- Quelques flocons…Vive la neige!
- Petit matin froid, glacial, c’est l’hiver, un hiver en France. J’attends le bus de l’armée américaine qui doit venir pour me conduire au travail. D’autres personnes attendent aussi, quelques paroles s’échappent des bouches et se transforment en vapeur blanche et légère pour écrire l’instant en un rêve bien vite disparu. Au loin, le ciel s’est levé et le soleil peint les nombreux nuages de couleurs tendres, c‘est magnifique.
Le bus arrive faisant ronronner son puissant moteur, la porte s’ouvre et les personnes se hâtent vers la tiédeur de ce lieu.
-Pas chaud ce matin…
-Tu parles ça pince un peu…
Les conversations ne sont pas nombreuses, chacun se recroqueville sur son siége.
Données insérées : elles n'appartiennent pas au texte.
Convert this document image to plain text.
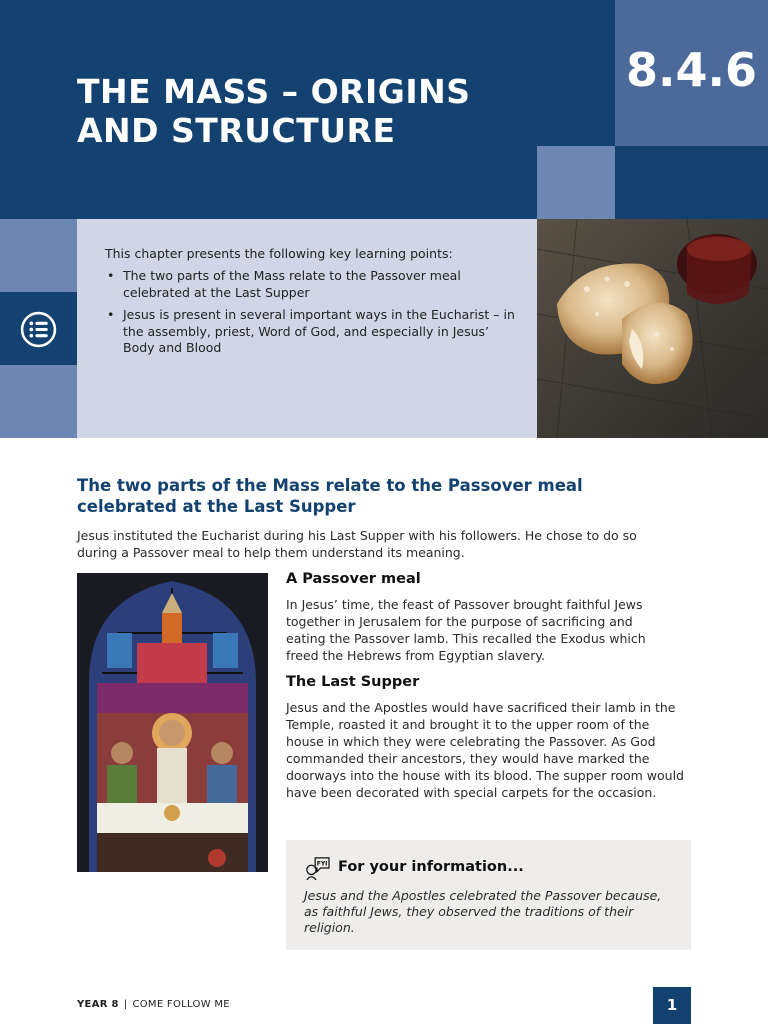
THE MASS – ORIGINS
AND STRUCTURE
8.4.6

This chapter presents the following key learning points:

• The two parts of the Mass relate to the Passover meal celebrated at the Last Supper
• Jesus is present in several important ways in the Eucharist – in the assembly, priest, Word of God, and especially in Jesus’ Body and Blood
The two parts of the Mass relate to the Passover meal celebrated at the Last Supper

Jesus instituted the Eucharist during his Last Supper with his followers. He chose to do so during a Passover meal to help them understand its meaning.

A Passover meal

In Jesus’ time, the feast of Passover brought faithful Jews together in Jerusalem for the purpose of sacrificing and eating the Passover lamb. This recalled the Exodus which freed the Hebrews from Egyptian slavery.

The Last Supper

Jesus and the Apostles would have sacrificed their lamb in the Temple, roasted it and brought it to the upper room of the house in which they were celebrating the Passover. As God commanded their ancestors, they would have marked the doorways into the house with its blood. The supper room would have been decorated with special carpets for the occasion.

FYI For your information...

Jesus and the Apostles celebrated the Passover because, as faithful Jews, they observed the traditions of their religion.

YEAR 8 | COME FOLLOW ME	1
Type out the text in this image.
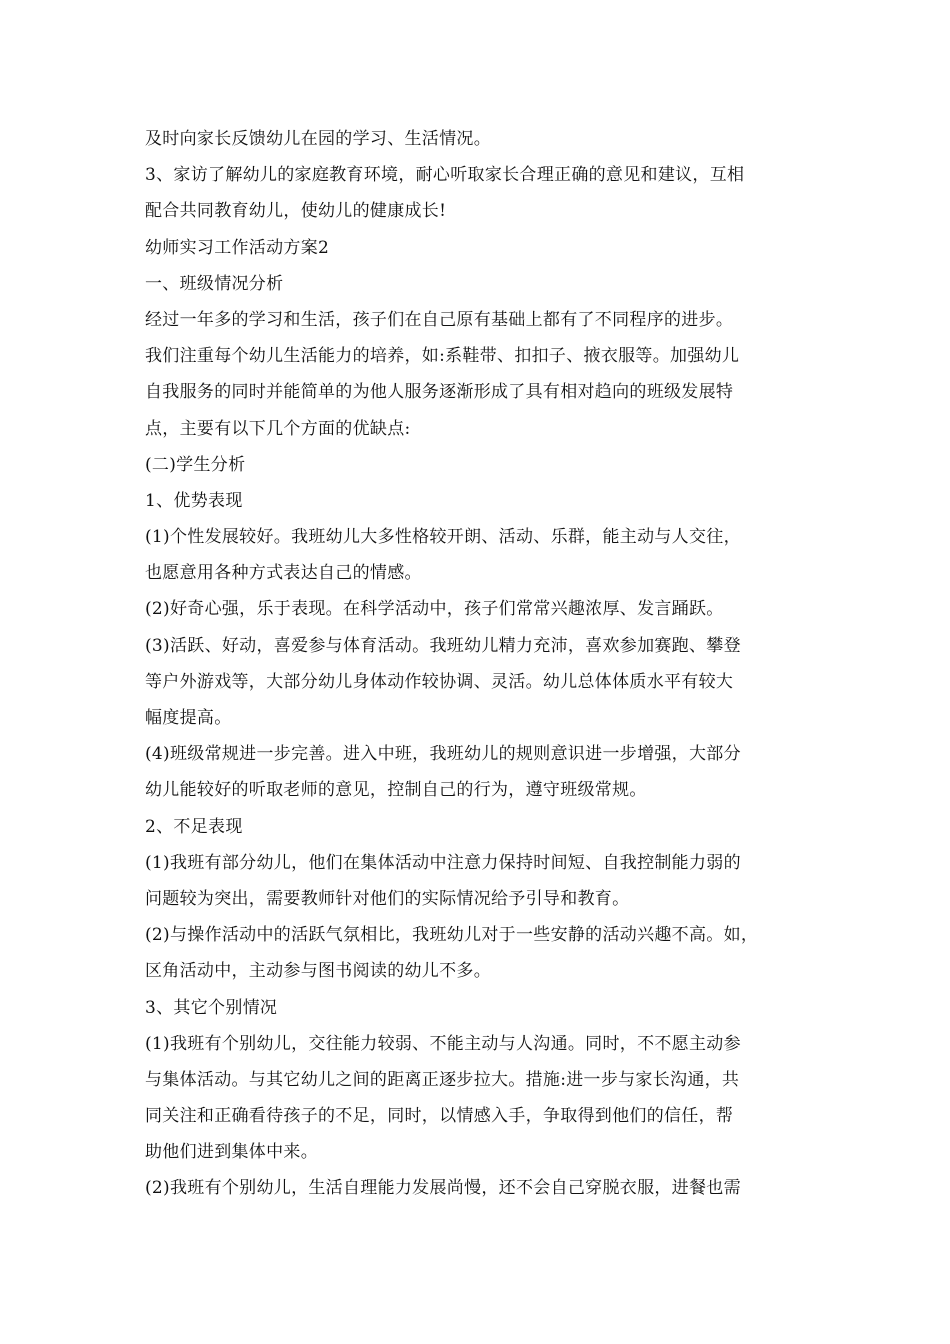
及时向家长反馈幼儿在园的学习、生活情况。
3、家访了解幼儿的家庭教育环境，耐心听取家长合理正确的意见和建议，互相
配合共同教育幼儿，使幼儿的健康成长!
幼师实习工作活动方案2
一、班级情况分析
经过一年多的学习和生活，孩子们在自己原有基础上都有了不同程序的进步。
我们注重每个幼儿生活能力的培养，如:系鞋带、扣扣子、掖衣服等。加强幼儿
自我服务的同时并能简单的为他人服务逐渐形成了具有相对趋向的班级发展特
点，主要有以下几个方面的优缺点:
(二)学生分析
1、优势表现
(1)个性发展较好。我班幼儿大多性格较开朗、活动、乐群，能主动与人交往，
也愿意用各种方式表达自己的情感。
(2)好奇心强，乐于表现。在科学活动中，孩子们常常兴趣浓厚、发言踊跃。
(3)活跃、好动，喜爱参与体育活动。我班幼儿精力充沛，喜欢参加赛跑、攀登
等户外游戏等，大部分幼儿身体动作较协调、灵活。幼儿总体体质水平有较大
幅度提高。
(4)班级常规进一步完善。进入中班，我班幼儿的规则意识进一步增强，大部分
幼儿能较好的听取老师的意见，控制自己的行为，遵守班级常规。
2、不足表现
(1)我班有部分幼儿，他们在集体活动中注意力保持时间短、自我控制能力弱的
问题较为突出，需要教师针对他们的实际情况给予引导和教育。
(2)与操作活动中的活跃气氛相比，我班幼儿对于一些安静的活动兴趣不高。如，
区角活动中，主动参与图书阅读的幼儿不多。
3、其它个别情况
(1)我班有个别幼儿，交往能力较弱、不能主动与人沟通。同时，不不愿主动参
与集体活动。与其它幼儿之间的距离正逐步拉大。措施:进一步与家长沟通，共
同关注和正确看待孩子的不足，同时，以情感入手，争取得到他们的信任，帮
助他们进到集体中来。
(2)我班有个别幼儿，生活自理能力发展尚慢，还不会自己穿脱衣服，进餐也需
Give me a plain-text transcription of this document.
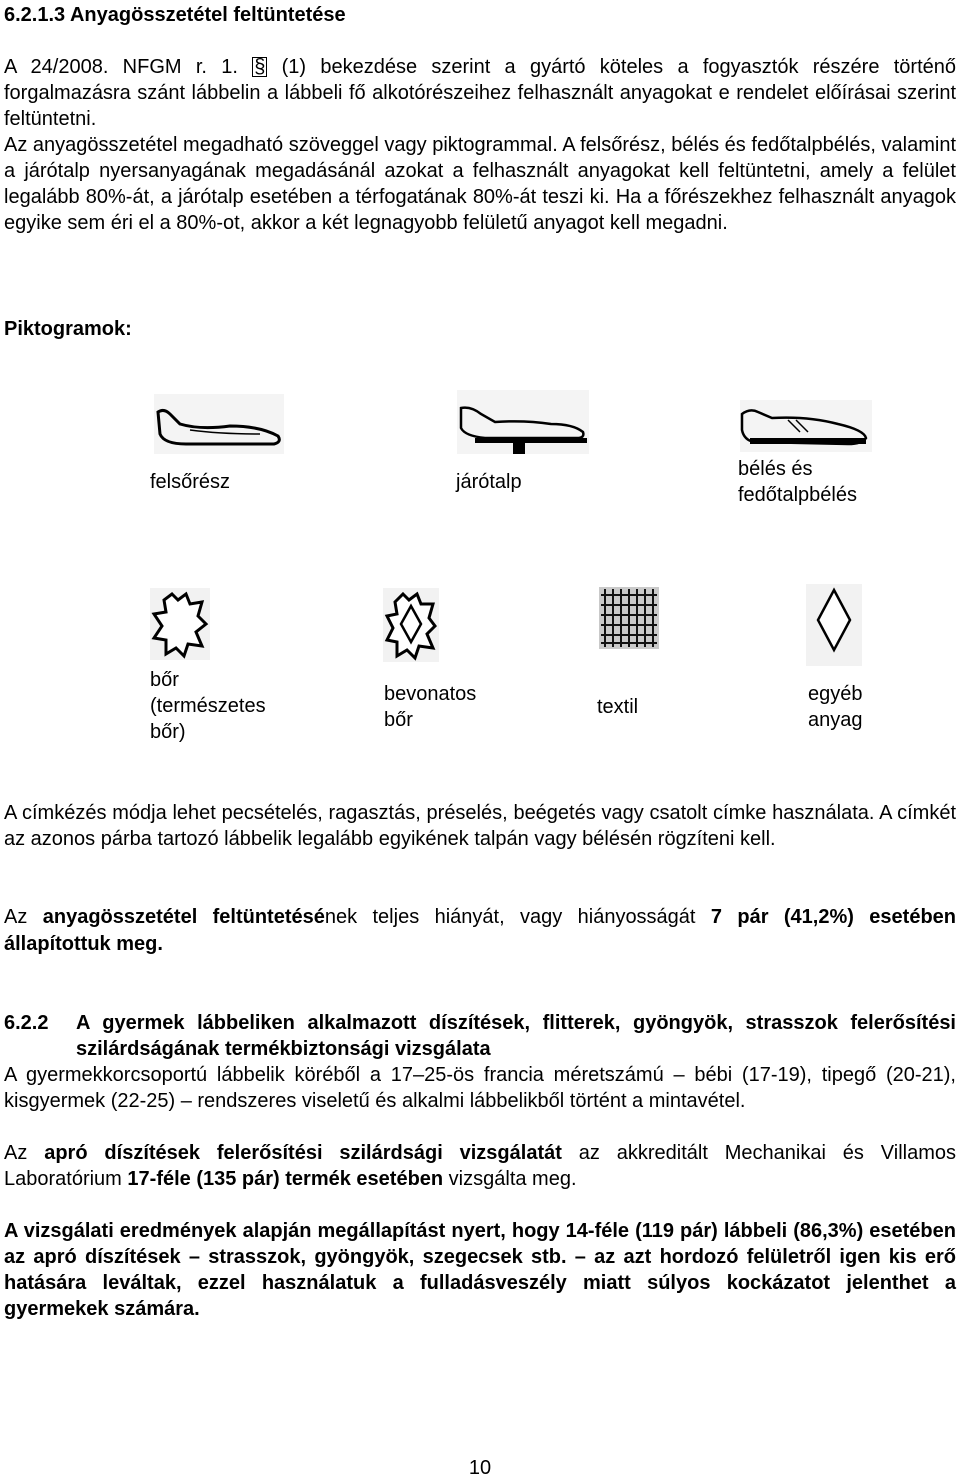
6.2.1.3 Anyagösszetétel feltüntetése
A 24/2008. NFGM r. 1. § (1) bekezdése szerint a gyártó köteles a fogyasztók részére történő forgalmazásra szánt lábbelin a lábbeli fő alkotórészeihez felhasznált anyagokat e rendelet előírásai szerint feltüntetni.
Az anyagösszetétel megadható szöveggel vagy piktogrammal. A felsőrész, bélés és fedőtalpbélés, valamint a járótalp nyersanyagának megadásánál azokat a felhasznált anyagokat kell feltüntetni, amely a felület legalább 80%-át, a járótalp esetében a térfogatának 80%-át teszi ki. Ha a főrészekhez felhasznált anyagok egyike sem éri el a 80%-ot, akkor a két legnagyobb felületű anyagot kell megadni.
Piktogramok:
felsőrész	járótalp
bélés és
fedőtalpbélés
bőr
(természetes
bőr)
bevonatos
bőr
textil
egyéb
anyag
A címkézés módja lehet pecsételés, ragasztás, préselés, beégetés vagy csatolt címke használata. A címkét az azonos párba tartozó lábbelik legalább egyikének talpán vagy bélésén rögzíteni kell.
Az anyagösszetétel feltüntetésének teljes hiányát, vagy hiányosságát 7 pár (41,2%) esetében állapítottuk meg.
6.2.2 A gyermek lábbeliken alkalmazott díszítések, flitterek, gyöngyök, strasszok felerősítési szilárdságának termékbiztonsági vizsgálata
A gyermekkorcsoportú lábbelik köréből a 17–25-ös francia méretszámú – bébi (17-19), tipegő (20-21), kisgyermek (22-25) – rendszeres viseletű és alkalmi lábbelikből történt a mintavétel.
Az apró díszítések felerősítési szilárdsági vizsgálatát az akkreditált Mechanikai és Villamos Laboratórium 17-féle (135 pár) termék esetében vizsgálta meg.
A vizsgálati eredmények alapján megállapítást nyert, hogy 14-féle (119 pár) lábbeli (86,3%) esetében az apró díszítések – strasszok, gyöngyök, szegecsek stb. – az azt hordozó felületről igen kis erő hatására leváltak, ezzel használatuk a fulladásveszély miatt súlyos kockázatot jelenthet a gyermekek számára.
10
Le bus souplement parcourt la ville puis de temps à autre s’arrête pour prendre son lot d’ouvriers ou de bureaucrates puis se dirige vers le lieu du travail, vers le camp de Trois-fontaines pour aller ensuite au cœur de la forêt, là où se trouvent les bureaux de la Maintenance ou encore vers les ateliers.
Sur place, la vie s’anime, le gens se pressent, il ne fait pas bien chaud, alors, vite un peu de chaleur quand on peux en avoir, les chanceux se réchauffent autour d’un poêle à fuel, les autres, je le suppose, doivent taper des pieds en attendant de se diriger vers leurs lieux de travail.Le ciel s’éclaircit, le soleil sera présent pour la journée.
Quelques heures plus tard, contrairement a ce que l’on pensait, le soleil à disparu, laissant place à un ciel gris, épais comme du coton, l’air devient lui aussi un peu pâteux.
- Cela tourne à la neige dit un ancien.
On n’y croyait pas et pourtant cette rapide volte-face nous apporta quelques petits flocons de neige fine, puis cette blancheur devint de plus en plus importante pour s’écrire en un petit cauchemar blanc.
Les routes, les chemins se recouvraient rapidement de la poussière de l’hiver. Je trouvais cela très beau sans penser à autre chose, sans penser à ceux qui étaient dans la forêt, à charger des munitions. Pour eux ce ne devait pas être facile, cette pensée me vint quand même, me rappelant ce travail que j’avais connu antérieurement.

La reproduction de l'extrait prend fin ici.